Oops. I think that was a mistake -- I think I added that "REQUIRED" just for testing and didn't mean for it to sneak into the release.

kiwifb commented 2 years ago

I am about done. I currently do not a nvidia gpu handy to do the cuda stuff. So, I have to skip GPUQREngine and SuiteSparse_GPURuntime and the gpu bits of SPQR. The only item on my wish list would be a NOPENMP option to turn it off if I wanted to. Generally a switch for optional stuff in various packages would be good (instead of what we call automagic in packaging circles) but I think we can live with the current state.
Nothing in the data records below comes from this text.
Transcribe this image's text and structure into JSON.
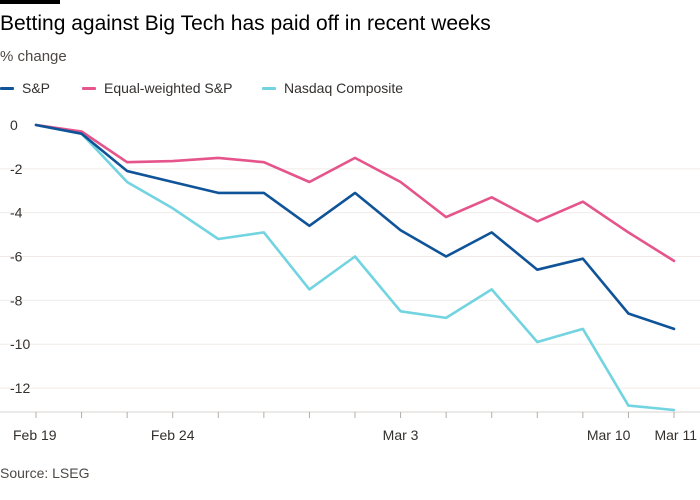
{
  "header": {
    "title": "Betting against Big Tech has paid off in recent weeks",
    "subtitle": "% change"
  },
  "legend": [
    {
      "label": "S&P",
      "color": "#0f5499"
    },
    {
      "label": "Equal-weighted S&P",
      "color": "#e5548a"
    },
    {
      "label": "Nasdaq Composite",
      "color": "#72d4e0"
    }
  ],
  "footer": {
    "source": "Source: LSEG"
  },
  "chart_data": {
    "type": "line",
    "title": "Betting against Big Tech has paid off in recent weeks",
    "ylabel": "% change",
    "xlabel": "",
    "ylim": [
      -13,
      0.5
    ],
    "yticks": [
      0,
      -2,
      -4,
      -6,
      -8,
      -10,
      -12
    ],
    "grid": true,
    "legend_position": "top",
    "x": [
      "Feb 19",
      "Feb 20",
      "Feb 21",
      "Feb 24",
      "Feb 25",
      "Feb 26",
      "Feb 27",
      "Feb 28",
      "Mar 3",
      "Mar 4",
      "Mar 5",
      "Mar 6",
      "Mar 7",
      "Mar 10",
      "Mar 11"
    ],
    "xtick_labels": [
      {
        "index": 0,
        "label": "Feb 19"
      },
      {
        "index": 3,
        "label": "Feb 24"
      },
      {
        "index": 8,
        "label": "Mar 3"
      },
      {
        "index": 13,
        "label": "Mar 10"
      },
      {
        "index": 14,
        "label": "Mar 11"
      }
    ],
    "series": [
      {
        "name": "S&P",
        "color": "#0f5499",
        "values": [
          0,
          -0.4,
          -2.1,
          -2.6,
          -3.1,
          -3.1,
          -4.6,
          -3.1,
          -4.8,
          -6.0,
          -4.9,
          -6.6,
          -6.1,
          -8.6,
          -9.3
        ]
      },
      {
        "name": "Equal-weighted S&P",
        "color": "#e5548a",
        "values": [
          0,
          -0.3,
          -1.7,
          -1.65,
          -1.5,
          -1.7,
          -2.6,
          -1.5,
          -2.6,
          -4.2,
          -3.3,
          -4.4,
          -3.5,
          -4.9,
          -6.2
        ]
      },
      {
        "name": "Nasdaq Composite",
        "color": "#72d4e0",
        "values": [
          0,
          -0.4,
          -2.6,
          -3.8,
          -5.2,
          -4.9,
          -7.5,
          -6.0,
          -8.5,
          -8.8,
          -7.5,
          -9.9,
          -9.3,
          -12.8,
          -13.0
        ]
      }
    ]
  }
}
DrTimothyAldenDavis commented 2 years ago

Just posted beta8. Added NOPENMP would be pretty simple; I already support the building of the packages when it's not found. I can do a beta9.

kiwifb commented 2 years ago

It would be nice to have NOPENMP in. I otherwise have all my ducks in a row for my packages, and I can easily switch between betas now. Have to include the doc for amd, camd and klu now that you have merged that little fix.

DrTimothyAldenDavis commented 2 years ago

Here you go ... NOPENMP is in place: https://github.com/DrTimothyAldenDavis/SuiteSparse/releases/tag/v6.0.0-beta9 .

With a caveat about thread safety in GraphBLAS that is carefully documented.

kiwifb commented 2 years ago

All working. At the moment I am not doing GraphBLAS as part of suitesparse. I had a go at it as a separate thing and it worked. Since it doesn't need any of the other suitesparse element I am taking its packaging with suitesparse as a convenience.

I am happy with the state of things on my side.

DrTimothyAldenDavis commented 2 years ago

Great! Thanks again for all the valuable feedback.

Yes, GraphBLAS is part of SuiteSparse, in principle, but doesn't rely on any other package, and no other package relies on it. In the future, that will likely change. But for now, your observation is correct, and it can be a separate thing.